2. Include the right people. The committee, depending on its scope, should combine a diverse range of strategic, operational, and functional perspectives. The selection criteria might include experience, knowledge of the business, specialized expertise, and fit. At least one senior executive should be a member (e.g., an executive sponsor). It may make sense for the general counsel and a representative from the disclosure committee to be present. Some companies rotate MRC members to bring a fresh perspective and create risk awareness across the entity. Size is also a factor; too large of a group can inhibit dialogue.
3. Conduct effective meetings. Considerations for meeting frequency include the nature and volatility of the organization’s strategy, operations, and risks, as well as the scope of responsibilities outlined in the committee charter. MRCs can meet quarterly, monthly, or more frequently as necessary, and meeting agendas should be developed by the committee chair with suggestions from committee members. They might include specific risk issues (e.g., drill-downs on risks or evaluations of risk appetite), as well as open discussions of new internal and external developments and other activities. Briefing materials should be provided in advance of each meeting.
4. Focus the group dialogue on what executives and directors may not know. The management risk committee’s real value comes from focused dialogue around what’s new, what’s changing, and the implications regarding emerging opportunities and risks. Heads turn when the committee escalates insights that aren’t on the radar of the organization’s leaders. Meetings should be inclusive so that everyone is engaged. Cluttering meetings with presentations is a mistake—if the right group is assembled, it makes sense to hear what they have to say. While presentations by different risk owners explaining how they are addressing risks for which they are responsible are acceptable, sufficient time should be allowed for discussion and input.
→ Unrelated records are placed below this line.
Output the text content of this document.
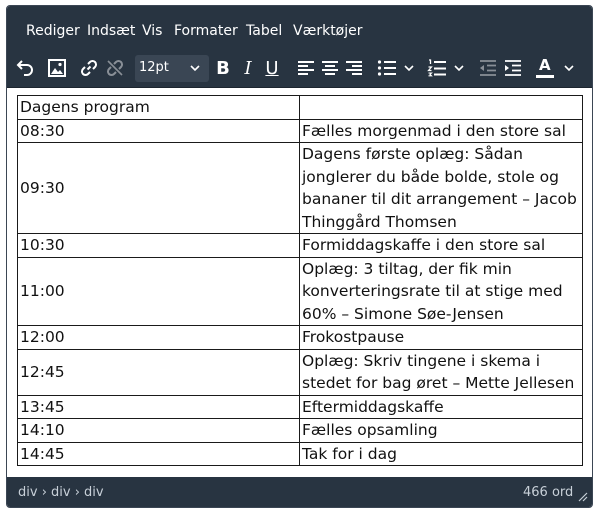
Rediger Indsæt Vis Formater Tabel Værktøjer
12pt	B I U	A
Dagens program	
08:30	Fælles morgenmad i den store sal
09:30	Dagens første oplæg: Sådan jonglerer du både bolde, stole og bananer til dit arrangement – Jacob Thinggård Thomsen
10:30	Formiddagskaffe i den store sal
11:00	Oplæg: 3 tiltag, der fik min konverteringsrate til at stige med 60% – Simone Søe-Jensen
12:00	Frokostpause
12:45	Oplæg: Skriv tingene i skema i stedet for bag øret – Mette Jellesen
13:45	Eftermiddagskaffe
14:10	Fælles opsamling
14:45	Tak for i dag
div › div › div	466 ord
5. Don’t let the committee get stale. Taking too broad of a focus and repeating the same activities can sap the committee’s energy over time. Consider mixing things up and refocusing the committee’s activities depending on the organization’s needs. For example, if the economy is in recession, the focus might be on liquidity and monitoring the impact of cost-cutting and terminations on the risk management process and internal control structure. It is a good idea to revisit the committee’s emphasis periodically—at least annually—given the company’s circumstances and the current business environment.
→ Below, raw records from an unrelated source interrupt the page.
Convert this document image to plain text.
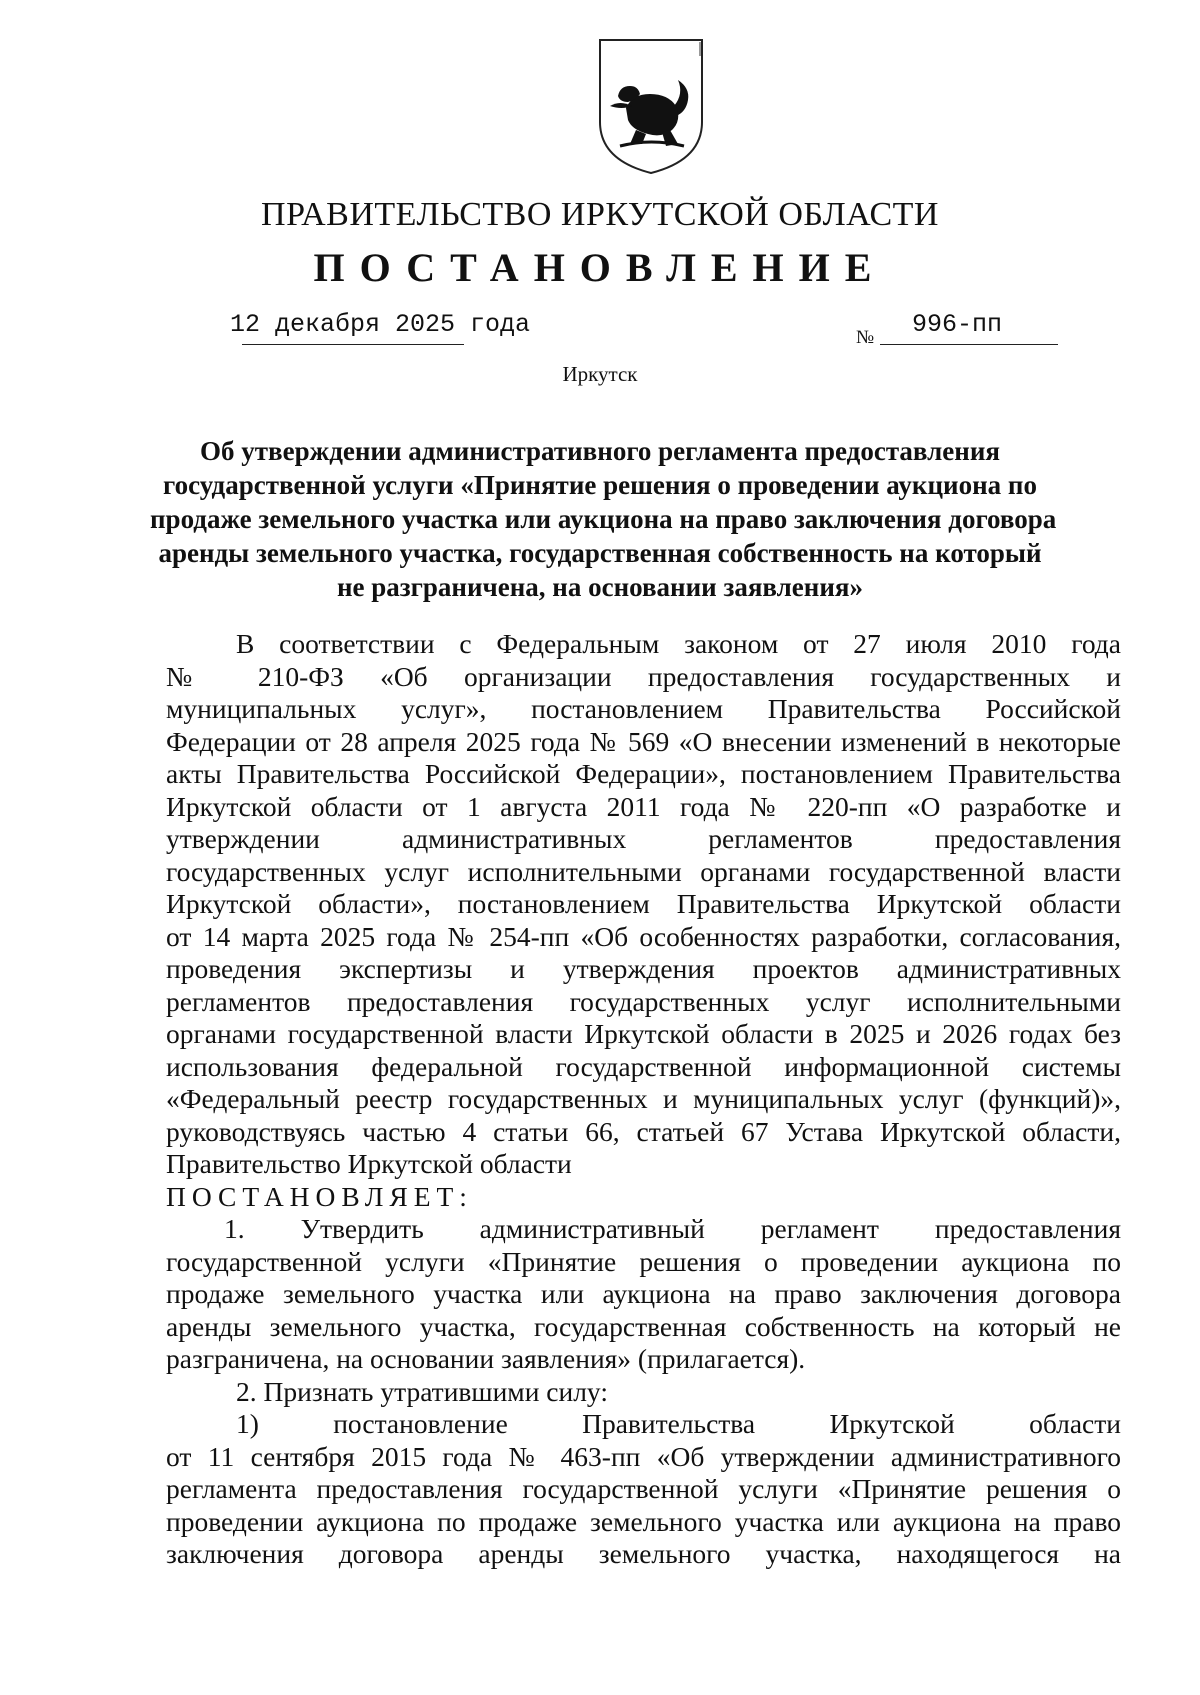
ПРАВИТЕЛЬСТВО ИРКУТСКОЙ ОБЛАСТИ
ПОСТАНОВЛЕНИЕ
12 декабря 2025 года	№ 996-пп
Иркутск
Об утверждении административного регламента предоставления
государственной услуги «Принятие решения о проведении аукциона по
продаже земельного участка или аукциона на право заключения договора
аренды земельного участка, государственная собственность на который
не разграничена, на основании заявления»
В соответствии с Федеральным законом от 27 июля 2010 года
№ 210-ФЗ «Об организации предоставления государственных и
муниципальных услуг», постановлением Правительства Российской
Федерации от 28 апреля 2025 года № 569 «О внесении изменений в некоторые
акты Правительства Российской Федерации», постановлением Правительства
Иркутской области от 1 августа 2011 года № 220-пп «О разработке и
утверждении административных регламентов предоставления
государственных услуг исполнительными органами государственной власти
Иркутской области», постановлением Правительства Иркутской области
от 14 марта 2025 года № 254-пп «Об особенностях разработки, согласования,
проведения экспертизы и утверждения проектов административных
регламентов предоставления государственных услуг исполнительными
органами государственной власти Иркутской области в 2025 и 2026 годах без
использования федеральной государственной информационной системы
«Федеральный реестр государственных и муниципальных услуг (функций)»,
руководствуясь частью 4 статьи 66, статьей 67 Устава Иркутской области,
Правительство Иркутской области
ПОСТАНОВЛЯЕТ:
1. Утвердить административный регламент предоставления
государственной услуги «Принятие решения о проведении аукциона по
продаже земельного участка или аукциона на право заключения договора
аренды земельного участка, государственная собственность на который не
разграничена, на основании заявления» (прилагается).
2. Признать утратившими силу:
1) постановление Правительства Иркутской области
от 11 сентября 2015 года № 463-пп «Об утверждении административного
регламента предоставления государственной услуги «Принятие решения о
проведении аукциона по продаже земельного участка или аукциона на право
заключения договора аренды земельного участка, находящегося на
6. Spot the warning signs of a deteriorating risk culture. The committee should watch for signs of a dysfunctional culture and be sensitive to operating units taking risks recklessly or forgoing attractive market opportunities through risk-averse behavior. A pattern of limits violations, near misses, noncompliance incidents, internal control deficiencies, and foot-dragging on issue remediation are other signs of potential cultural issues that may warrant escalation.
It’s important to note these six points are illustrative and
are intended to be neither exhaustive nor prescriptive. The chief executive and
executive committee dictate the scope of the management risk committee,
delegating responsibilities consistent with the priorities of the business. The
board can provide input into this direction.
Jim DeLoach is managing director of Protiviti.